Teknolojik olarak oldukça gelişmiş Metropolis şehrinde iki farklı toplumsal grup yaşamaktadır. Bir yanda kenti yönetenler öte yanda kenti ayakta tutanlar.

Güzel günler göreceğiz, güneşli günler: Metropolis

Emine Uçar İlbuğa - Prof. Dr. Radyo, Tv ve Sinema Bölümü

M. Ryan ve Douglas Kellner Politik Kamera adlı eserlerinde “sinemada toplumsal dünyanın temsil ediliş biçiminin politik olduğuna vurgu yaparlar ve bu amaçla filmde her kamera konumu, görüntü düzenlemesi anlatı dili ve kurgusunun bir temsil biçimi stratejisiyle ilgili olduğunu, sinemasal gerçekliğin dünyanın farklı biçimlerde inşasına dayandığını söylerler.

Alman sinema kuramcısı S. Kracauer’da “görülebilir dünya yüzeyler aracılığıyla ifade edilir, bu yüzeylerin sorgulanışı ise dünyanın fizyonomisine götürür” der. Ona göre film ile gerçeklik arasındaki ilişki sosyolojik temeller üzerine inşa edilir. Bu nedenle Caligari’den Hitler’e adlı kitabının önsözünde “dönemin sessiz Alman sinema filmlerini analiz ederek 1918-1933 yılları arasında Almanya’da hâkim olan derin psikolojik eğilimlerin ortaya konabileceğini iddia” eder.

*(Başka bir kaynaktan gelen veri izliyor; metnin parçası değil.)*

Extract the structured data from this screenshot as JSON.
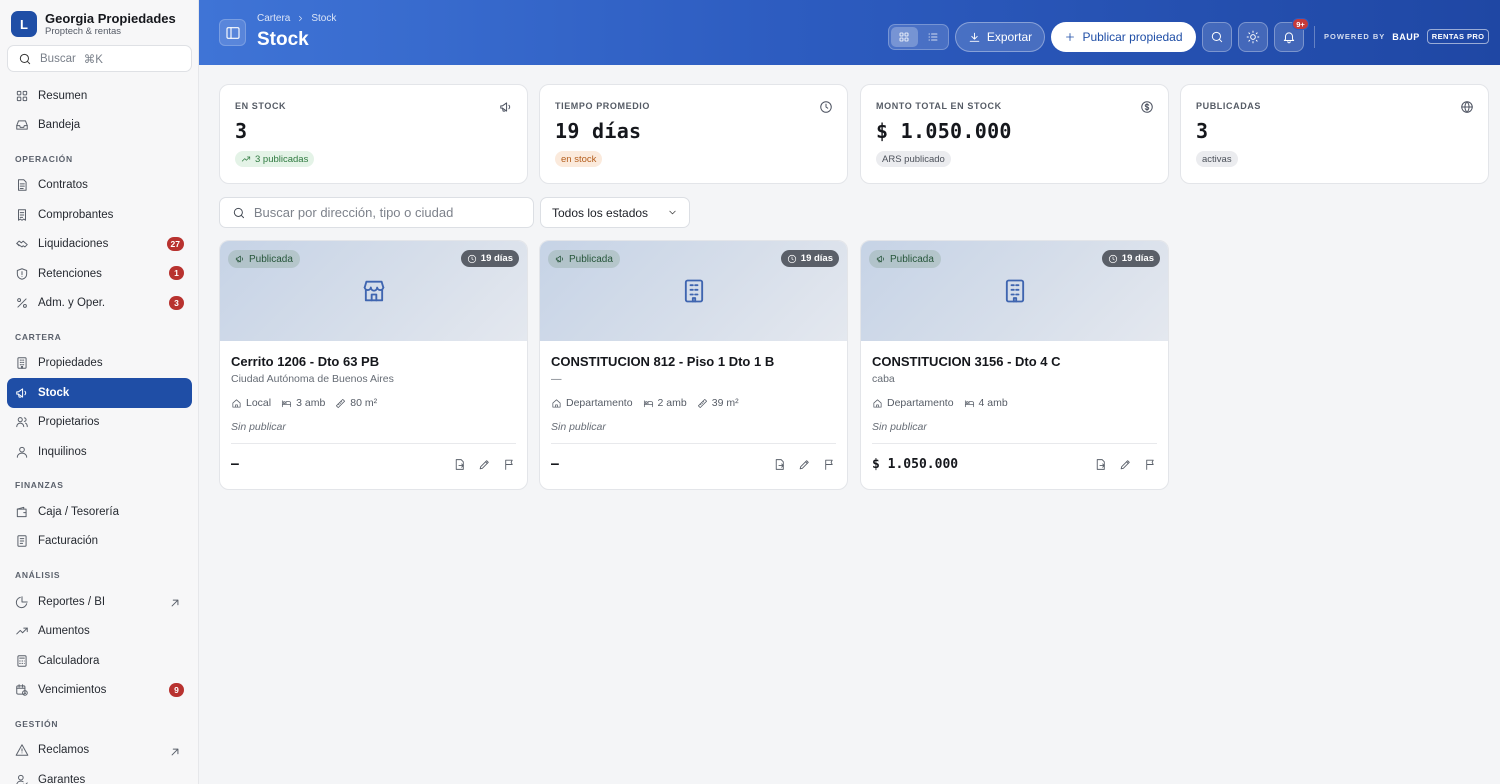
{
  "brand": {
    "logo_letter": "L",
    "name": "Georgia Propiedades",
    "subtitle": "Proptech & rentas"
  },
  "sidebar_search": {
    "placeholder": "Buscar",
    "shortcut": "⌘K"
  },
  "nav": {
    "top": [
      {
        "label": "Resumen",
        "icon": "grid-icon"
      },
      {
        "label": "Bandeja",
        "icon": "inbox-icon"
      }
    ],
    "sections": [
      {
        "title": "OPERACIÓN",
        "items": [
          {
            "label": "Contratos",
            "icon": "document-icon"
          },
          {
            "label": "Comprobantes",
            "icon": "receipt-icon"
          },
          {
            "label": "Liquidaciones",
            "icon": "handshake-icon",
            "badge": "27"
          },
          {
            "label": "Retenciones",
            "icon": "shield-icon",
            "badge": "1"
          },
          {
            "label": "Adm. y Oper.",
            "icon": "percent-icon",
            "badge": "3"
          }
        ]
      },
      {
        "title": "CARTERA",
        "items": [
          {
            "label": "Propiedades",
            "icon": "building-icon"
          },
          {
            "label": "Stock",
            "icon": "megaphone-icon",
            "active": true
          },
          {
            "label": "Propietarios",
            "icon": "users-icon"
          },
          {
            "label": "Inquilinos",
            "icon": "user-icon"
          }
        ]
      },
      {
        "title": "FINANZAS",
        "items": [
          {
            "label": "Caja / Tesorería",
            "icon": "wallet-icon"
          },
          {
            "label": "Facturación",
            "icon": "invoice-icon"
          }
        ]
      },
      {
        "title": "ANÁLISIS",
        "items": [
          {
            "label": "Reportes / BI",
            "icon": "pie-chart-icon",
            "external": true
          },
          {
            "label": "Aumentos",
            "icon": "trend-up-icon"
          },
          {
            "label": "Calculadora",
            "icon": "calculator-icon"
          },
          {
            "label": "Vencimientos",
            "icon": "calendar-clock-icon",
            "badge": "9"
          }
        ]
      },
      {
        "title": "GESTIÓN",
        "items": [
          {
            "label": "Reclamos",
            "icon": "warning-icon",
            "external": true
          },
          {
            "label": "Garantes",
            "icon": "user-check-icon"
          }
        ]
      }
    ]
  },
  "header": {
    "breadcrumb": [
      "Cartera",
      "Stock"
    ],
    "title": "Stock",
    "export_label": "Exportar",
    "publish_label": "Publicar propiedad",
    "notifications_badge": "9+",
    "powered_by": "POWERED BY",
    "powered_brand": "BAUP",
    "powered_tier": "RENTAS PRO"
  },
  "kpis": [
    {
      "label": "EN STOCK",
      "icon": "megaphone-icon",
      "value": "3",
      "pill": "3 publicadas",
      "pill_style": "green",
      "pill_icon": "trend-up-icon"
    },
    {
      "label": "TIEMPO PROMEDIO",
      "icon": "clock-icon",
      "value": "19 días",
      "pill": "en stock",
      "pill_style": "orange"
    },
    {
      "label": "MONTO TOTAL EN STOCK",
      "icon": "dollar-circle-icon",
      "value": "$ 1.050.000",
      "pill": "ARS publicado",
      "pill_style": "gray"
    },
    {
      "label": "PUBLICADAS",
      "icon": "globe-icon",
      "value": "3",
      "pill": "activas",
      "pill_style": "gray"
    }
  ],
  "filters": {
    "search_placeholder": "Buscar por dirección, tipo o ciudad",
    "state_select": "Todos los estados"
  },
  "properties": [
    {
      "status_tag": "Publicada",
      "days": "19 días",
      "type_icon": "store-icon",
      "title": "Cerrito 1206 - Dto 63 PB",
      "city": "Ciudad Autónoma de Buenos Aires",
      "type": "Local",
      "rooms": "3 amb",
      "area": "80 m²",
      "publish_state": "Sin publicar",
      "price": "–"
    },
    {
      "status_tag": "Publicada",
      "days": "19 días",
      "type_icon": "building-icon",
      "title": "CONSTITUCION 812 - Piso 1 Dto 1 B",
      "city": "—",
      "type": "Departamento",
      "rooms": "2 amb",
      "area": "39 m²",
      "publish_state": "Sin publicar",
      "price": "–"
    },
    {
      "status_tag": "Publicada",
      "days": "19 días",
      "type_icon": "building-icon",
      "title": "CONSTITUCION 3156 - Dto 4 C",
      "city": "caba",
      "type": "Departamento",
      "rooms": "4 amb",
      "area": "",
      "publish_state": "Sin publicar",
      "price": "$ 1.050.000"
    }
  ],
  "colors": {
    "accent": "#1f4ea6",
    "badge": "#b8322f",
    "header_start": "#3f74d6",
    "header_end": "#1f47a4"
  }
}
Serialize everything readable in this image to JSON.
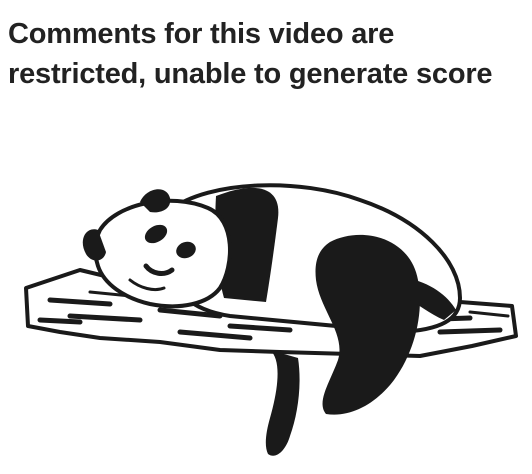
{
  "message": {
    "line1": "Comments for this video are",
    "line2": "restricted, unable to generate score"
  },
  "illustration": {
    "icon": "sleeping-panda-icon",
    "ink_color": "#1a1a1a",
    "paper_color": "#ffffff"
  }
}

Çünkü bu dönem aynı zamanda Weimar Cumhuriyeti dönemidir.

Alman imparatorluğunun sonu ve Weimar Cumhuriyeti’nin kurulduğu 1918’ler refahtan ziyade ekonomik, siyasal bunalım ve çıkmazlar dönemidir. Ülkede bir yandan I. Dünya Savaşı sonrası yenilginin psikolojik yılgınlığı, ekonomik, siyasal anlamda çalkantılar öte yandan dışavurumculuk, yeni nesnellik gibi sanat akımları Alman resmine, mimarisine, edebiyatına hâkimdir. Bu yıllarda Alfred Döblin’in Berlin Alexanderplatz (1929) romanı, Brecht’in Üç Kuruşluk Opera (1928) oyunu, Ruttmann’ın Berlin: Büyük Bir Kentin Senfonisi (1927) filmi gibi dışavurumculuk ve yeni nesnellik akımının hâkim olduğu ve “modern yaşamın en kasvetli normalliğini” ortaya koyan eserler yaratılır. Bununla birlikte 1917’de kurulan UFA (Universum-Film Aktiengesellschaft) ile stüdyo sistemi gelişir, büyür ve Alman sinemasının Altın Çağı’na ortam yaratır. Lotta Eisner’in “Alman kasveti” olarak tanımladığı dışavurumculuğun Weimar sinemasına taşınması da bu döneme denk gelir. Bu dönemin dışavurumcu filmlerinin baskın teması korku, karamsarlık, güvensizlik, umutsuzluk, kader ve insanların mücadeleden ziyade giderek içe kapanmalarını öne çıkaran Dr. Caligari’nin Muayehanesi (Wiene,1920), Nosferatu (Murnau, 1922) gibi filmler çekilir. Bu dönemin en önemli filmlerinden biri de senaryosu Theo von Harbou‘ya ait, Fritz Lang’ın yönetmenliğini üstlendiği Metropolis’tir. Film hem dönemin dışavurumcu, fütürist akımlarının sinemadaki temsili hem bilimkurgu türünün erken dönem bir örneği olarak Babelsberg stüdyolarında çekilmiştir.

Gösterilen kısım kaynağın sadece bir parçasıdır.